Refinancing House Paid for in Cash

Is it hard to refinance a house bought with cash to pull cash out using new after repaired value? Say 80% LTV. I may have the option in the near future to purchase cash or continue to use my HML. Any advice?

Cash out with no seasoning is still available for full doc up to 80%. Doesn’t matter if its cash out to get back your full purchase/rehab or to pay back a HML + additional cash out.

I went to one of my local REIA subgroup meetings the other night and the presenter was a mortgage broker. He told us that if you pay cash to purchase and rehab and then try to pull money out it is very hard to find lenders doing it. According to him you can still refinance if you used HML, however it is hard to get money in your pocket. One of the attendees mentioned that he was trying to do a cash out refi in a property that he purchased with a HELOC from another property. He was having a very hard time documenting that he was not trying to put money on his own pocket, he was only trying to pay back the HELOC.

This is what I heard in the session. I hope this helps.

What he should have said was “its difficult to find someone who knows HOW to do it”. Loans of this type are not difficult to do. Depending on the lender your LTV might be capped but other than that there should not be any issues.

Exactly! Well said.

Thank you, Christopher and Ben.

Tonight I went to a networking meeting of the local Real Estate Investment Club and I was talking with a private lender about that. He told me that he is also having difficulties pulling money out of some properties that were purchased with cash. According to him, lenders tend to feel more confortable to refinance deals where they are paying off another lender, not giving you cash.

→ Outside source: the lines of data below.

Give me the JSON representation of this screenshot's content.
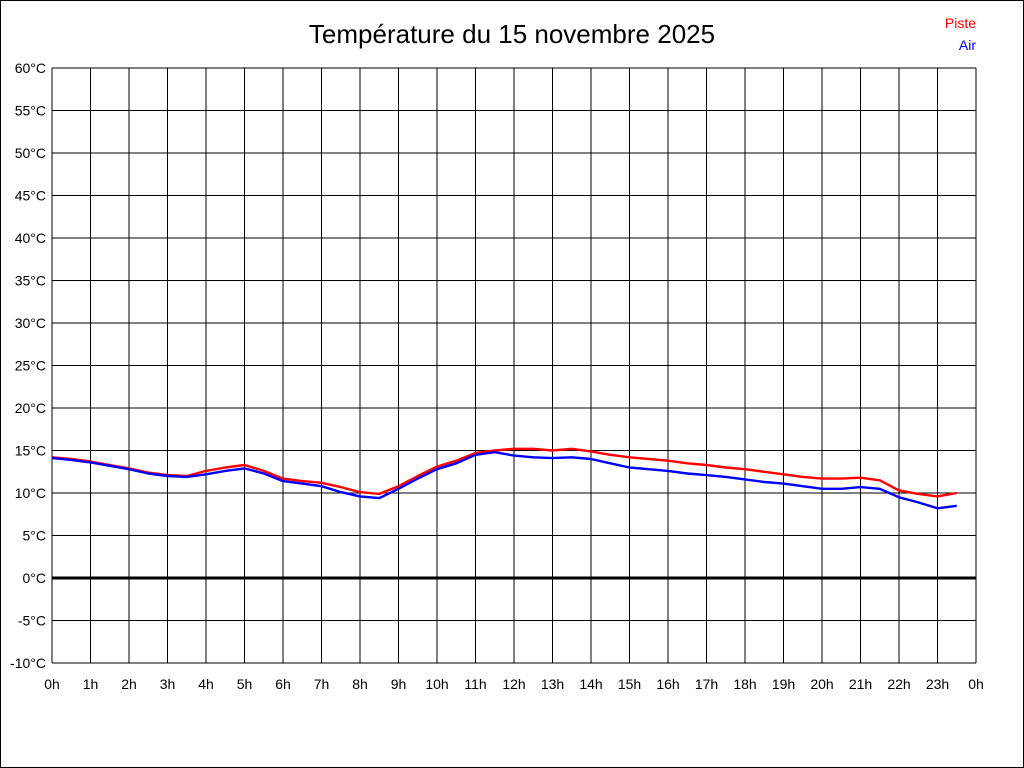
{
  "chart_data": {
    "type": "line",
    "title": "Température du 15 novembre 2025",
    "xlabel": "",
    "ylabel": "",
    "ylim": [
      -10,
      60
    ],
    "y_step": 5,
    "y_unit": "°C",
    "x_hours_range": [
      0,
      24
    ],
    "grid": true,
    "zero_line_bold": true,
    "legend_position": "top-right",
    "grid_color": "#000000",
    "background_color": "#ffffff",
    "y_tick_labels": [
      "60°C",
      "55°C",
      "50°C",
      "45°C",
      "40°C",
      "35°C",
      "30°C",
      "25°C",
      "20°C",
      "15°C",
      "10°C",
      "5°C",
      "0°C",
      "-5°C",
      "-10°C"
    ],
    "x_tick_labels": [
      "0h",
      "1h",
      "2h",
      "3h",
      "4h",
      "5h",
      "6h",
      "7h",
      "8h",
      "9h",
      "10h",
      "11h",
      "12h",
      "13h",
      "14h",
      "15h",
      "16h",
      "17h",
      "18h",
      "19h",
      "20h",
      "21h",
      "22h",
      "23h",
      "0h"
    ],
    "x": [
      0,
      0.5,
      1,
      1.5,
      2,
      2.5,
      3,
      3.5,
      4,
      4.5,
      5,
      5.5,
      6,
      6.5,
      7,
      7.5,
      8,
      8.5,
      9,
      9.5,
      10,
      10.5,
      11,
      11.5,
      12,
      12.5,
      13,
      13.5,
      14,
      14.5,
      15,
      15.5,
      16,
      16.5,
      17,
      17.5,
      18,
      18.5,
      19,
      19.5,
      20,
      20.5,
      21,
      21.5,
      22,
      22.5,
      23,
      23.5
    ],
    "series": [
      {
        "name": "Piste",
        "color": "#ff0000",
        "values": [
          14.2,
          14.0,
          13.7,
          13.3,
          12.9,
          12.4,
          12.1,
          12.0,
          12.6,
          13.0,
          13.3,
          12.6,
          11.7,
          11.4,
          11.2,
          10.7,
          10.1,
          9.9,
          10.8,
          12.0,
          13.1,
          13.8,
          14.7,
          15.0,
          15.2,
          15.2,
          15.0,
          15.2,
          14.9,
          14.5,
          14.2,
          14.0,
          13.8,
          13.5,
          13.3,
          13.0,
          12.8,
          12.5,
          12.2,
          11.9,
          11.7,
          11.7,
          11.8,
          11.5,
          10.3,
          9.9,
          9.6,
          10.0
        ]
      },
      {
        "name": "Air",
        "color": "#0000ff",
        "values": [
          14.1,
          13.9,
          13.6,
          13.2,
          12.8,
          12.3,
          12.0,
          11.9,
          12.2,
          12.6,
          12.9,
          12.3,
          11.4,
          11.1,
          10.8,
          10.1,
          9.6,
          9.4,
          10.5,
          11.7,
          12.8,
          13.5,
          14.5,
          14.8,
          14.4,
          14.2,
          14.1,
          14.2,
          14.0,
          13.5,
          13.0,
          12.8,
          12.6,
          12.3,
          12.1,
          11.9,
          11.6,
          11.3,
          11.1,
          10.8,
          10.5,
          10.5,
          10.7,
          10.5,
          9.5,
          8.9,
          8.2,
          8.5
        ]
      }
    ]
  }
}
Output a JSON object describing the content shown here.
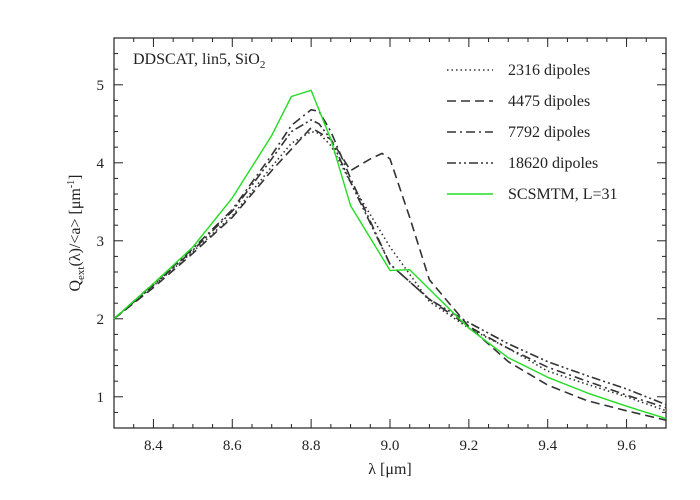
{
  "chart_data": {
    "type": "line",
    "annotation": {
      "main": "DDSCAT, lin5, SiO",
      "sub": "2"
    },
    "xlabel": "λ [μm]",
    "ylabel": {
      "q": "Q",
      "sub": "ext",
      "mid": "(λ)/<a> [μm",
      "sup": "-1",
      "end": "]"
    },
    "xlim": [
      8.3,
      9.7
    ],
    "ylim": [
      0.6,
      5.6
    ],
    "x_ticks": [
      8.4,
      8.6,
      8.8,
      9.0,
      9.2,
      9.4,
      9.6
    ],
    "x_tick_labels": [
      "8.4",
      "8.6",
      "8.8",
      "9.0",
      "9.2",
      "9.4",
      "9.6"
    ],
    "y_ticks": [
      1,
      2,
      3,
      4,
      5
    ],
    "y_tick_labels": [
      "1",
      "2",
      "3",
      "4",
      "5"
    ],
    "legend_position": "top-right",
    "series": [
      {
        "name": "2316 dipoles",
        "color": "#333333",
        "style": "dotted",
        "x": [
          8.3,
          8.4,
          8.5,
          8.6,
          8.7,
          8.75,
          8.8,
          8.82,
          8.85,
          8.9,
          9.0,
          9.1,
          9.2,
          9.3,
          9.4,
          9.5,
          9.6,
          9.7
        ],
        "y": [
          2.0,
          2.42,
          2.86,
          3.32,
          3.95,
          4.25,
          4.4,
          4.38,
          4.22,
          3.75,
          2.92,
          2.22,
          1.88,
          1.62,
          1.33,
          1.16,
          1.0,
          0.82
        ]
      },
      {
        "name": "4475 dipoles",
        "color": "#333333",
        "style": "dashed",
        "x": [
          8.3,
          8.4,
          8.5,
          8.6,
          8.7,
          8.8,
          8.85,
          8.9,
          8.95,
          8.98,
          9.0,
          9.05,
          9.1,
          9.2,
          9.3,
          9.4,
          9.5,
          9.6,
          9.7
        ],
        "y": [
          2.0,
          2.4,
          2.84,
          3.3,
          3.9,
          4.45,
          4.3,
          3.9,
          4.05,
          4.12,
          4.05,
          3.3,
          2.5,
          1.9,
          1.45,
          1.15,
          0.95,
          0.82,
          0.7
        ]
      },
      {
        "name": "7792 dipoles",
        "color": "#333333",
        "style": "dashdot",
        "x": [
          8.3,
          8.4,
          8.5,
          8.6,
          8.7,
          8.75,
          8.8,
          8.82,
          8.85,
          8.9,
          9.0,
          9.1,
          9.2,
          9.3,
          9.4,
          9.5,
          9.6,
          9.7
        ],
        "y": [
          2.0,
          2.45,
          2.9,
          3.4,
          4.1,
          4.48,
          4.68,
          4.66,
          4.4,
          3.8,
          2.7,
          2.25,
          1.9,
          1.62,
          1.38,
          1.2,
          1.02,
          0.86
        ]
      },
      {
        "name": "18620 dipoles",
        "color": "#333333",
        "style": "dashdotdot",
        "x": [
          8.3,
          8.4,
          8.5,
          8.6,
          8.7,
          8.75,
          8.8,
          8.82,
          8.85,
          8.9,
          9.0,
          9.1,
          9.2,
          9.3,
          9.4,
          9.5,
          9.6,
          9.7
        ],
        "y": [
          2.0,
          2.43,
          2.88,
          3.38,
          4.05,
          4.4,
          4.55,
          4.5,
          4.3,
          3.75,
          2.7,
          2.25,
          1.95,
          1.68,
          1.45,
          1.27,
          1.1,
          0.9
        ]
      },
      {
        "name": "SCSMTM, L=31",
        "color": "#22dd22",
        "style": "solid",
        "x": [
          8.3,
          8.4,
          8.5,
          8.6,
          8.7,
          8.75,
          8.8,
          8.85,
          8.9,
          9.0,
          9.05,
          9.1,
          9.2,
          9.3,
          9.4,
          9.5,
          9.6,
          9.7
        ],
        "y": [
          2.0,
          2.45,
          2.92,
          3.55,
          4.35,
          4.85,
          4.93,
          4.3,
          3.45,
          2.62,
          2.63,
          2.38,
          1.88,
          1.5,
          1.25,
          1.05,
          0.88,
          0.72
        ]
      }
    ]
  }
}
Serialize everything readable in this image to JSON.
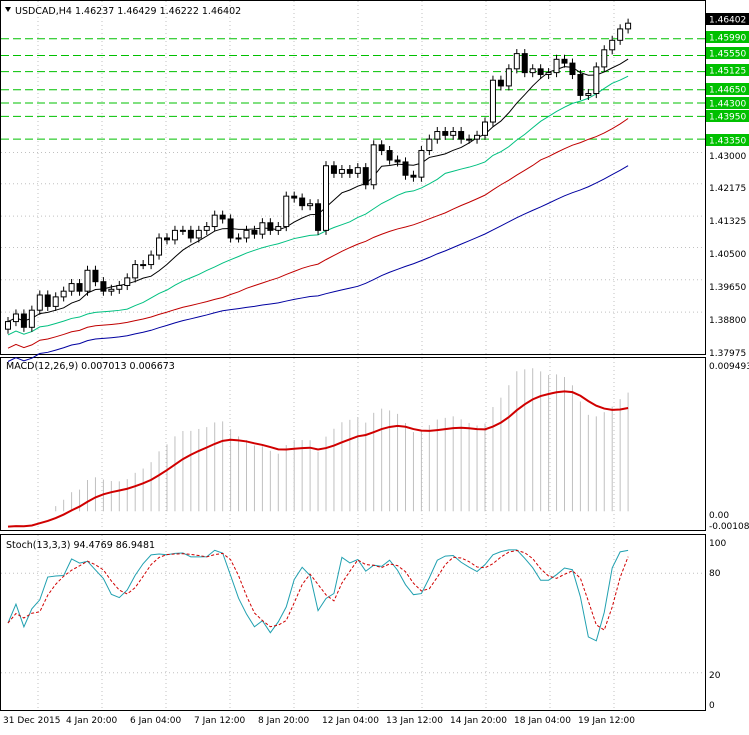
{
  "price_panel": {
    "header": "USDCAD,H4  1.46237 1.46429 1.46222 1.46402",
    "current_price": "1.46402",
    "level_tags": [
      "1.45990",
      "1.45550",
      "1.45125",
      "1.44650",
      "1.44300",
      "1.43950",
      "1.43350"
    ],
    "axis_ticks": [
      "1.43000",
      "1.42175",
      "1.41325",
      "1.40500",
      "1.39650",
      "1.38800",
      "1.37975"
    ]
  },
  "macd_panel": {
    "header": "MACD(12,26,9) 0.007013 0.006673",
    "axis_ticks": [
      "0.009493",
      "0.00",
      "-0.001085"
    ]
  },
  "stoch_panel": {
    "header": "Stoch(13,3,3) 94.4769 86.9481",
    "axis_ticks": [
      "100",
      "80",
      "20",
      "0"
    ]
  },
  "time_axis": [
    "31 Dec 2015",
    "4 Jan 20:00",
    "6 Jan 04:00",
    "7 Jan 12:00",
    "8 Jan 20:00",
    "12 Jan 04:00",
    "13 Jan 12:00",
    "14 Jan 20:00",
    "18 Jan 04:00",
    "19 Jan 12:00"
  ],
  "colors": {
    "background": "#ffffff",
    "grid": "#c0c0c0",
    "levels": "#00c000",
    "ma_black": "#000000",
    "ma_teal": "#00c080",
    "ma_red": "#c00000",
    "ma_blue": "#0000a0",
    "macd_histogram": "#c0c0c0",
    "macd_signal": "#d00000",
    "stoch_main": "#20a0b0",
    "stoch_signal": "#d00000"
  },
  "chart_data": [
    {
      "type": "candlestick",
      "title": "USDCAD,H4",
      "ohlc": [
        1.46237,
        1.46429,
        1.46222,
        1.46402
      ],
      "ylim": [
        1.3775,
        1.468
      ],
      "closes": [
        1.3855,
        1.3875,
        1.384,
        1.3885,
        1.3925,
        1.3895,
        1.392,
        1.3935,
        1.3955,
        1.3935,
        1.399,
        1.396,
        1.3935,
        1.394,
        1.395,
        1.397,
        1.4005,
        1.4005,
        1.403,
        1.4075,
        1.407,
        1.4095,
        1.4095,
        1.4075,
        1.4095,
        1.4105,
        1.4135,
        1.4125,
        1.4075,
        1.4075,
        1.4095,
        1.4085,
        1.4115,
        1.4095,
        1.4105,
        1.4185,
        1.418,
        1.416,
        1.4165,
        1.4095,
        1.4265,
        1.4245,
        1.4255,
        1.4245,
        1.426,
        1.4215,
        1.432,
        1.4305,
        1.428,
        1.4275,
        1.424,
        1.4235,
        1.4305,
        1.4335,
        1.4355,
        1.4345,
        1.4355,
        1.4335,
        1.4335,
        1.4345,
        1.438,
        1.449,
        1.4475,
        1.452,
        1.456,
        1.451,
        1.452,
        1.4505,
        1.451,
        1.4545,
        1.4535,
        1.4505,
        1.445,
        1.4455,
        1.4525,
        1.457,
        1.4595,
        1.4625,
        1.464
      ],
      "levels": [
        1.4599,
        1.4555,
        1.45125,
        1.4465,
        1.443,
        1.4395,
        1.4335
      ]
    },
    {
      "type": "histogram-line",
      "title": "MACD(12,26,9)",
      "values": [
        0.007013,
        0.006673
      ],
      "ylim": [
        -0.001085,
        0.009493
      ]
    },
    {
      "type": "line",
      "title": "Stoch(13,3,3)",
      "values": [
        94.4769,
        86.9481
      ],
      "ylim": [
        0,
        100
      ]
    }
  ]
}
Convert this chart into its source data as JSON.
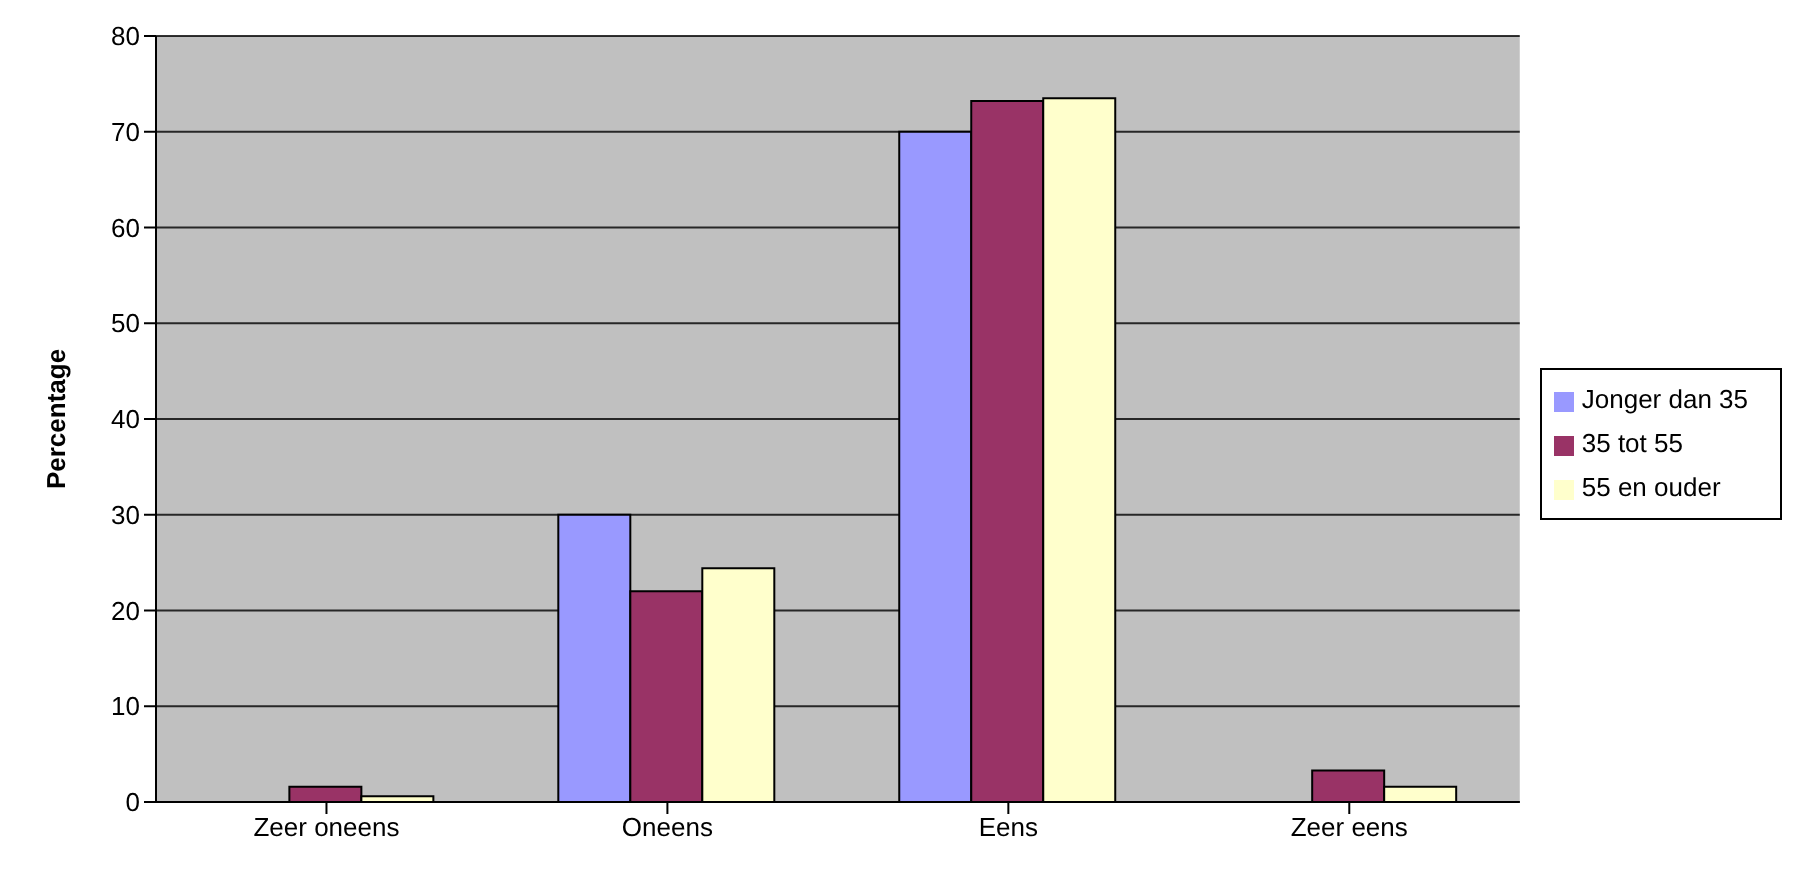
{
  "chart_data": {
    "type": "bar",
    "ylabel": "Percentage",
    "categories": [
      "Zeer oneens",
      "Oneens",
      "Eens",
      "Zeer eens"
    ],
    "series": [
      {
        "name": "Jonger dan 35",
        "color": "#9999ff",
        "values": [
          0,
          30,
          70,
          0
        ]
      },
      {
        "name": "35 tot 55",
        "color": "#993366",
        "values": [
          1.6,
          22,
          73.2,
          3.3
        ]
      },
      {
        "name": "55 en ouder",
        "color": "#ffffcc",
        "values": [
          0.6,
          24.4,
          73.5,
          1.6
        ]
      }
    ],
    "ylim": [
      0,
      80
    ],
    "yticks": [
      0,
      10,
      20,
      30,
      40,
      50,
      60,
      70,
      80
    ],
    "grid": "y",
    "legend": "right"
  }
}
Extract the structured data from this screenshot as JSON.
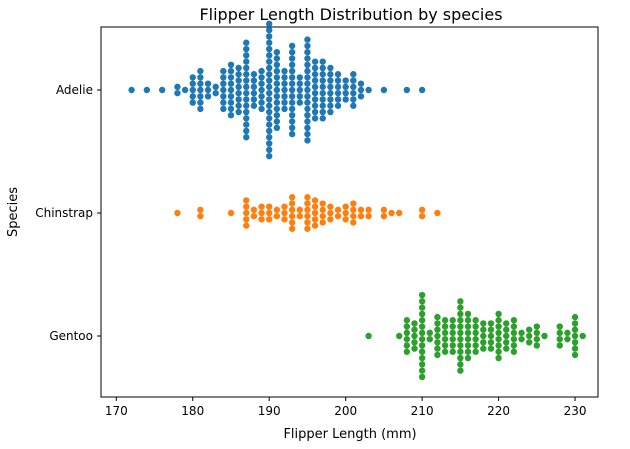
{
  "chart_data": {
    "type": "scatter",
    "subtype": "swarm",
    "title": "Flipper Length Distribution by species",
    "xlabel": "Flipper Length (mm)",
    "ylabel": "Species",
    "xlim": [
      168,
      233
    ],
    "xticks": [
      170,
      180,
      190,
      200,
      210,
      220,
      230
    ],
    "grid": false,
    "legend": "none",
    "categories": [
      "Adelie",
      "Chinstrap",
      "Gentoo"
    ],
    "series": [
      {
        "name": "Adelie",
        "color": "#1f77b4",
        "counts": [
          [
            172,
            1
          ],
          [
            174,
            1
          ],
          [
            176,
            1
          ],
          [
            178,
            2
          ],
          [
            179,
            1
          ],
          [
            180,
            5
          ],
          [
            181,
            7
          ],
          [
            182,
            3
          ],
          [
            183,
            2
          ],
          [
            184,
            7
          ],
          [
            185,
            9
          ],
          [
            186,
            8
          ],
          [
            187,
            16
          ],
          [
            188,
            6
          ],
          [
            189,
            7
          ],
          [
            190,
            22
          ],
          [
            191,
            13
          ],
          [
            192,
            7
          ],
          [
            193,
            15
          ],
          [
            194,
            5
          ],
          [
            195,
            17
          ],
          [
            196,
            10
          ],
          [
            197,
            10
          ],
          [
            198,
            8
          ],
          [
            199,
            6
          ],
          [
            200,
            4
          ],
          [
            201,
            6
          ],
          [
            202,
            3
          ],
          [
            203,
            1
          ],
          [
            205,
            1
          ],
          [
            208,
            1
          ],
          [
            210,
            1
          ]
        ]
      },
      {
        "name": "Chinstrap",
        "color": "#ff7f0e",
        "counts": [
          [
            178,
            1
          ],
          [
            181,
            2
          ],
          [
            185,
            1
          ],
          [
            187,
            5
          ],
          [
            188,
            2
          ],
          [
            189,
            3
          ],
          [
            190,
            3
          ],
          [
            191,
            2
          ],
          [
            192,
            3
          ],
          [
            193,
            6
          ],
          [
            194,
            2
          ],
          [
            195,
            6
          ],
          [
            196,
            5
          ],
          [
            197,
            4
          ],
          [
            198,
            3
          ],
          [
            199,
            2
          ],
          [
            200,
            3
          ],
          [
            201,
            4
          ],
          [
            202,
            2
          ],
          [
            203,
            2
          ],
          [
            205,
            2
          ],
          [
            206,
            1
          ],
          [
            207,
            1
          ],
          [
            210,
            2
          ],
          [
            212,
            1
          ]
        ]
      },
      {
        "name": "Gentoo",
        "color": "#2ca02c",
        "counts": [
          [
            203,
            1
          ],
          [
            207,
            1
          ],
          [
            208,
            6
          ],
          [
            209,
            5
          ],
          [
            210,
            14
          ],
          [
            211,
            2
          ],
          [
            212,
            7
          ],
          [
            213,
            6
          ],
          [
            214,
            6
          ],
          [
            215,
            12
          ],
          [
            216,
            8
          ],
          [
            217,
            6
          ],
          [
            218,
            5
          ],
          [
            219,
            5
          ],
          [
            220,
            8
          ],
          [
            221,
            5
          ],
          [
            222,
            6
          ],
          [
            223,
            2
          ],
          [
            224,
            3
          ],
          [
            225,
            4
          ],
          [
            226,
            1
          ],
          [
            228,
            4
          ],
          [
            229,
            2
          ],
          [
            230,
            7
          ],
          [
            231,
            1
          ]
        ]
      }
    ]
  }
}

But this is besides the point as you both stated that this is still possible. What I want to share is an idea that he gave me… If you are planning to use your own money to purchase and rehab and then try to get a cash out refi, he suggested I could have my wife open an LLC and then have that LLC lend me the money. He said this is legit as long as the note is recorded and that the terms are market terms and that I actually pay the mortgage on the note. He said that this could be a way around the difficulties in getting cash out refi. What do you guys think about this? It sounded fishy…

Coach my clients on this all the time. Its no different than using private or hard money; or even seller financing. But for family or business partners you’ll probably want to disclose the affiliation so the lender can factor that into their decision making. I’d recommend using someone with no family or business affiliation.

I still say use a broker to just get your cash back after using your own resources. There’s nothing to it. Maybe I should come to your local rei club meeting for a presentation.

Hey Ben,

If you pay cash for a property, there are usually seasoning issues to cash out though, isn’t that correct? Is this different if you purchase a property with HML? Any seasoning issues to refi the hard money loans?

Also, if you do a refi to cash out, is the 80% LTV figured from the ARV or the purchase price? Big difference!

Thanks,
Scott :cool

As of right now there is no difference for cash out that is for paying off HML or for cashing out on a property paid for in cash.

Fannie Mae, who buys loans off of lenders in the secondary market, has no seasoning restrictions. This means that the value (ARV) can be used rather than the sales price.

Just because Fannie does not restrict this does not mean that a lender can’t put a guideline in place themselves. This is what we’ve seen with the majority do. Right now I can count on 1 hand how many offer no seasoning cash out refinancing.

I’m a little confused about something. Lets say you have a property worth $100k with no mortgage ( regardless of how you did it). Why is it so difficult to pull out $70k? How is this any different than getting a mortgage & HELOC totaling a LTV of 70%??? If the equity is in the property, what’s the big deal?

It’s not difficult to pull the cash out if you can qualify for a full doc conforming refinancing.

Not sure I understand the 2nd part of your question.

I was using an example. It was basically just one question. What does a full doc loan require? Can you use both rental & emplyment income on a full doc?

Full doc requires 2 year history of employment with disclosure of pay stubs and W2s. Tax returns if self employed. For properties owned less than 12 months you can use 75% of the lease for rental income. Schedule E of the most recent tax return is used for properties owned over 12 months.

Full doc also requires verification of asset; a minimum of 6 months principle/interest/taxes/insurance seasoned 60 day.

Score required dependent upon all those other factors. Would say 660+ should work.

Great explanation. Thanx. I appreciate it.